Ingredients:

  • 5 cups (600g) fresh rhubarb, cut into 1-inch pieces
  • 1/2 cup (100g) granulated sugar
  • 1 tbsp (15g) cornstarch
  • 1 tsp (5ml) lemon juice
  • 1/2 tsp (1g) ground cinnamon
  • 1 cup (90g) old-fashioned rolled oats
  • 1/2 cup (65g) all-purpose flour
  • 1/2 cup (110g) packed light brown sugar
  • 1/2 cup (115g) unsalted butter, cold and cubed
  • 1/2 tsp (3g) ground cinnamon
  • 1/4 tsp (1.5g) kosher salt

Instructions:

  1. Preheat your oven to 375°F (190°C).
  2. In a medium bowl, toss the chopped rhubarb with granulated sugar, cornstarch, lemon juice, and 1/2 tsp cinnamon until evenly coated.
  3. Pour the rhubarb mixture into a 9x9 inch baking dish and spread evenly.
  4. In a large bowl, whisk together the rolled oats, all-purpose flour, light brown sugar, 1/2 tsp cinnamon, and salt.
  5. Add the cold, cubed butter to the flour mixture.

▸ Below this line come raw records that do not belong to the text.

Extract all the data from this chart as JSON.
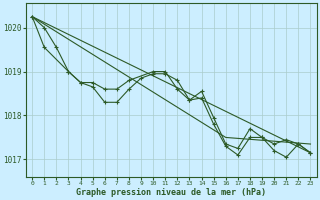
{
  "title": "Graphe pression niveau de la mer (hPa)",
  "bg_color": "#cceeff",
  "grid_color": "#aacccc",
  "line_color": "#2d5a27",
  "xlim": [
    -0.5,
    23.5
  ],
  "ylim": [
    1016.6,
    1020.55
  ],
  "yticks": [
    1017,
    1018,
    1019,
    1020
  ],
  "xtick_labels": [
    "0",
    "1",
    "2",
    "3",
    "4",
    "5",
    "6",
    "7",
    "8",
    "9",
    "10",
    "11",
    "12",
    "13",
    "14",
    "15",
    "16",
    "17",
    "18",
    "19",
    "20",
    "21",
    "22",
    "23"
  ],
  "series1_x": [
    0,
    1,
    2,
    3,
    4,
    5,
    6,
    7,
    8,
    9,
    10,
    11,
    12,
    13,
    14,
    15,
    16,
    17,
    18,
    19,
    20,
    21,
    22,
    23
  ],
  "series1_y": [
    1020.25,
    1020.0,
    1019.55,
    1019.0,
    1018.75,
    1018.65,
    1018.3,
    1018.3,
    1018.6,
    1018.85,
    1018.95,
    1018.95,
    1018.8,
    1018.35,
    1018.55,
    1017.95,
    1017.35,
    1017.25,
    1017.7,
    1017.5,
    1017.35,
    1017.45,
    1017.35,
    1017.15
  ],
  "series2_x": [
    0,
    1,
    3,
    4,
    5,
    6,
    7,
    8,
    10,
    11,
    12,
    13,
    14,
    15,
    16,
    17,
    18,
    19,
    20,
    21,
    22,
    23
  ],
  "series2_y": [
    1020.25,
    1019.55,
    1019.0,
    1018.75,
    1018.75,
    1018.6,
    1018.6,
    1018.8,
    1019.0,
    1019.0,
    1018.6,
    1018.35,
    1018.4,
    1017.8,
    1017.3,
    1017.1,
    1017.5,
    1017.5,
    1017.2,
    1017.05,
    1017.35,
    1017.15
  ],
  "line3": [
    [
      0,
      1020.25
    ],
    [
      23,
      1017.15
    ]
  ],
  "line4": [
    [
      0,
      1020.25
    ],
    [
      16,
      1017.5
    ],
    [
      23,
      1017.35
    ]
  ]
}
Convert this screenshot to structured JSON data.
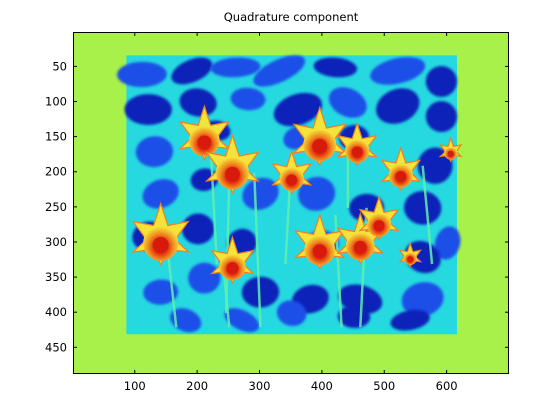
{
  "figure": {
    "title": "Quadrature component"
  },
  "chart_data": {
    "type": "heatmap",
    "title": "Quadrature component",
    "xlabel": "",
    "ylabel": "",
    "x_ticks": [
      100,
      200,
      300,
      400,
      500,
      600
    ],
    "y_ticks": [
      50,
      100,
      150,
      200,
      250,
      300,
      350,
      400,
      450
    ],
    "xlim": [
      1,
      700
    ],
    "ylim": [
      1,
      488
    ],
    "y_direction": "reversed",
    "colormap": "jet",
    "grid": false,
    "background_value_color": "#a8f04a",
    "colors": {
      "background": "#a8f04a",
      "cyan": "#26d8e0",
      "blue": "#1f50e8",
      "dark_blue": "#0c20b8",
      "yellow": "#f5e23a",
      "orange": "#f08020",
      "red": "#d81a0c"
    },
    "content_region": {
      "x_range": [
        85,
        615
      ],
      "y_range": [
        30,
        430
      ]
    }
  }
}
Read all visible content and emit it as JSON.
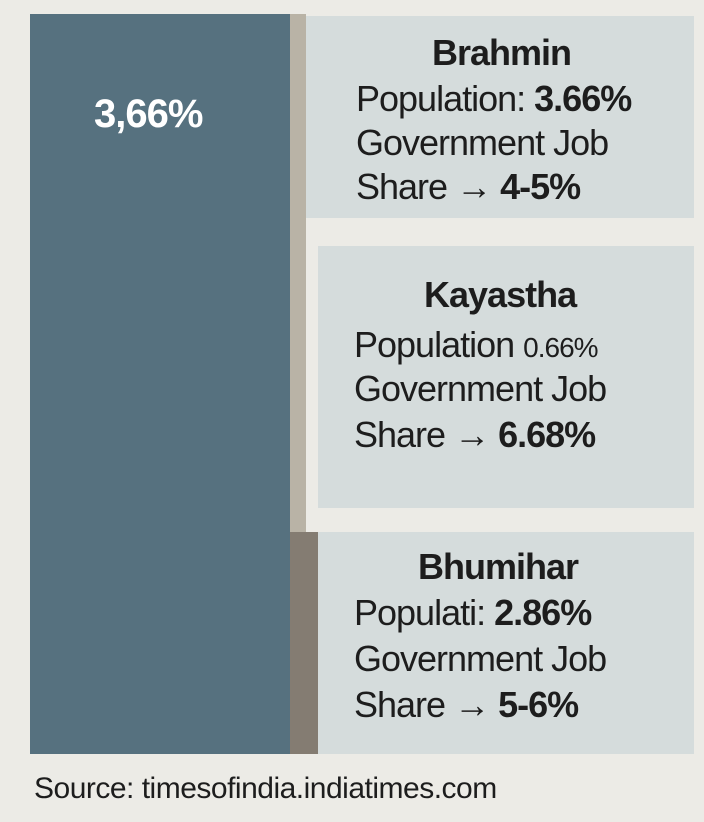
{
  "chart_data": {
    "type": "bar",
    "big_bar_label": "3,66%",
    "categories": [
      "Brahmin",
      "Kayastha",
      "Bhumihar"
    ],
    "items": [
      {
        "name": "Brahmin",
        "population_label": "Population:",
        "population": "3.66%",
        "job_line": "Government Job",
        "share_label": "Share →",
        "share": "4-5%"
      },
      {
        "name": "Kayastha",
        "population_label": "Population",
        "population": "0.66%",
        "job_line": "Government Job",
        "share_label": "Share →",
        "share": "6.68%"
      },
      {
        "name": "Bhumihar",
        "population_label": "Populati:",
        "population": "2.86%",
        "job_line": "Government Job",
        "share_label": "Share →",
        "share": "5-6%"
      }
    ],
    "source": "Source: timesofindia.indiatimes.com"
  },
  "colors": {
    "big_bar": "#56717f",
    "card": "#d5dcdc",
    "background": "#ecebe6"
  }
}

Use a pastry cutter or fingertips to work the butter in until the mixture resembles coarse, pea-sized crumbs.
  6. Sprinkle the crumble evenly over the rhubarb, pressing down very lightly to adhere the topping to the fruit.
  7. Bake for 30 to 35 minutes, or until the fruit juices are bubbling vigorously around the edges and the topping is golden brown.